PEDF is a multipotent neurotrophic factor that acts upon various types of neurones from different species. For example, it has been reported that PEDF has a potent neuronal differentiating activity on human retinoblastoma²⁸ and neuroblastoma.²⁹ Glioblastoma multiforme is a malignant and highly undifferentiated tumour of the central nervous system (CNS). The observations that the lowest degree of expression was found in those grades of glioma that showed the worst differentiation reinforces the idea that PEDF is an active differentiation factor in vivo. The effects of both native and recombinant PEDF on normal CGCs in primary culture has been examined. Tanawaki and co-workers¹⁰ found that PEDF did not induce a more neuronal phenotype in CGCs, but did have a pronounced effect on CGC survival. Araki and colleagues³⁰ found that PEDF was a potent inhibitor of natural and induced apoptosis. The effects of PEDF are not limited to brain neurones. Houenou et al demonstrated that PEDF effectively promotes both the differentiation and survival of developing spinal motor neurons.¹³ It is clear that PEDF can protect neurones in both longterm and more acute situations and this protection makes PEDF of potential use against diseases of the CNS.

“We found that pigment epithelium derived factor expression was significantly lower in high grade glioma than in low grade glioma at both the mRNA and the protein level”

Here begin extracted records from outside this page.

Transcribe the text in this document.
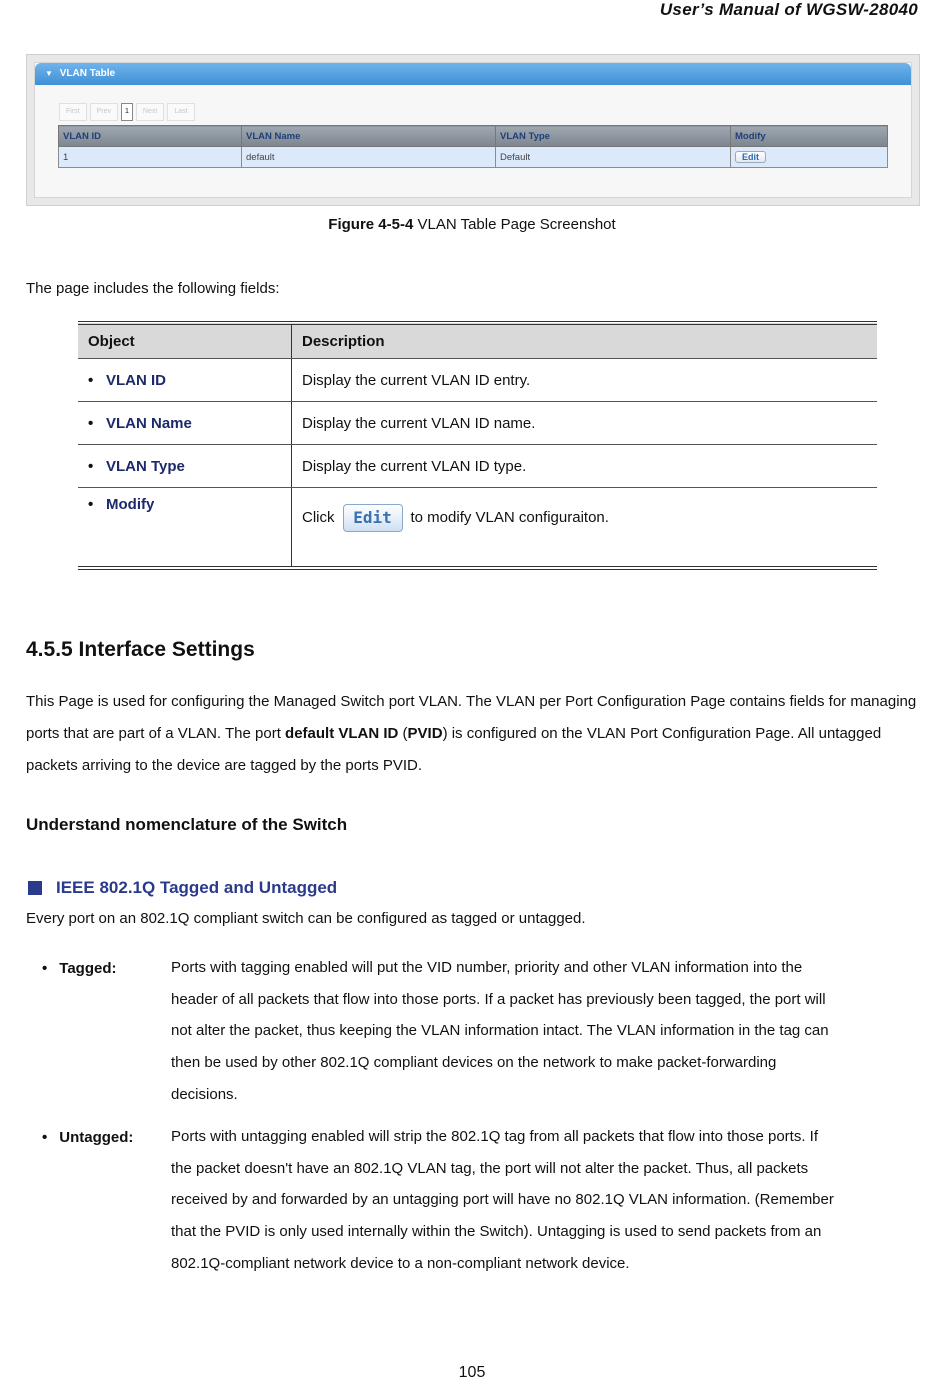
User’s Manual of WGSW-28040
▼ VLAN Table
First	Prev	1	Next	Last
VLAN ID	VLAN Name	VLAN Type	Modify
1	default	Default	Edit
Figure 4-5-4 VLAN Table Page Screenshot
The page includes the following fields:
Object	Description
• VLAN ID	Display the current VLAN ID entry.
• VLAN Name	Display the current VLAN ID name.
• VLAN Type	Display the current VLAN ID type.
• Modify	Click Edit to modify VLAN configuraiton.
4.5.5 Interface Settings
This Page is used for configuring the Managed Switch port VLAN. The VLAN per Port Configuration Page contains fields for managing ports that are part of a VLAN. The port default VLAN ID (PVID) is configured on the VLAN Port Configuration Page. All untagged packets arriving to the device are tagged by the ports PVID.
Understand nomenclature of the Switch
IEEE 802.1Q Tagged and Untagged
Every port on an 802.1Q compliant switch can be configured as tagged or untagged.
• Tagged:	Ports with tagging enabled will put the VID number, priority and other VLAN information into the header of all packets that flow into those ports. If a packet has previously been tagged, the port will not alter the packet, thus keeping the VLAN information intact. The VLAN information in the tag can then be used by other 802.1Q compliant devices on the network to make packet-forwarding decisions.
• Untagged:	Ports with untagging enabled will strip the 802.1Q tag from all packets that flow into those ports. If the packet doesn't have an 802.1Q VLAN tag, the port will not alter the packet. Thus, all packets received by and forwarded by an untagging port will have no 802.1Q VLAN information. (Remember that the PVID is only used internally within the Switch). Untagging is used to send packets from an 802.1Q-compliant network device to a non-compliant network device.
105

One of the most important angiogenic factors in solid tumours is VEGF. Our present results showed that VEGF immunoreactivity was most frequent in glioblastomas and least frequent in the lowest grade astrocytomas; there was a significant association between the expression of VEGF and the histological grade of the tumour, suggesting that the expression of VEGF increases during the progression of malignancy in gliomas. We also showed that PEDF values, in contrast to those of VEGF, are negatively correlated with the pathological grade of glioma. Decreased PEDF may be contributing to the development of glioma neovascularisation. It is believed that angiogenesis is regulated by two counter balancing systems: angiogenic stimulators, such as VEGF, and angiogenic inhibitors, such as PEDF. The balance is crucial for the regulation of angiogenesis. Endogenous angiogenic inhibitors are believed to be essential for maintaining the homeostasis of angiogenesis in the glioma. It is hypothesised that in some situations, such as tumour growth, the tissue increases the production of angiogenic stimulators and reduces the production of angiogenic inhibitors, disturbing the balance between the positive and negative regulators of angiogenesis.^31,32

In conclusion, we demonstrated a significant correlation between a lack of the PEDF protein and increased VEGF in glioma. The inverse correlation between the expression of PEDF and the degree of malignancy seen in human glioma suggests that PEDF expression might be used as a prognostic marker for this human tumour, indicating that the lack of PEDF expression is a potent factor for enhancement of angiogenesis in gliomas. To our knowledge, this is the first report on PEDF expression in glioma. Its “gliastatic” features, its effects on differentiation, and its antiangiogenesis effects make PEDF an appealing potential agent for the control of tumour growth. We are in the process of studying the regulation of PEDF expression in various human tumours, with the aim of providing more information to help establish new and exciting strategies to inhibit tumour growth.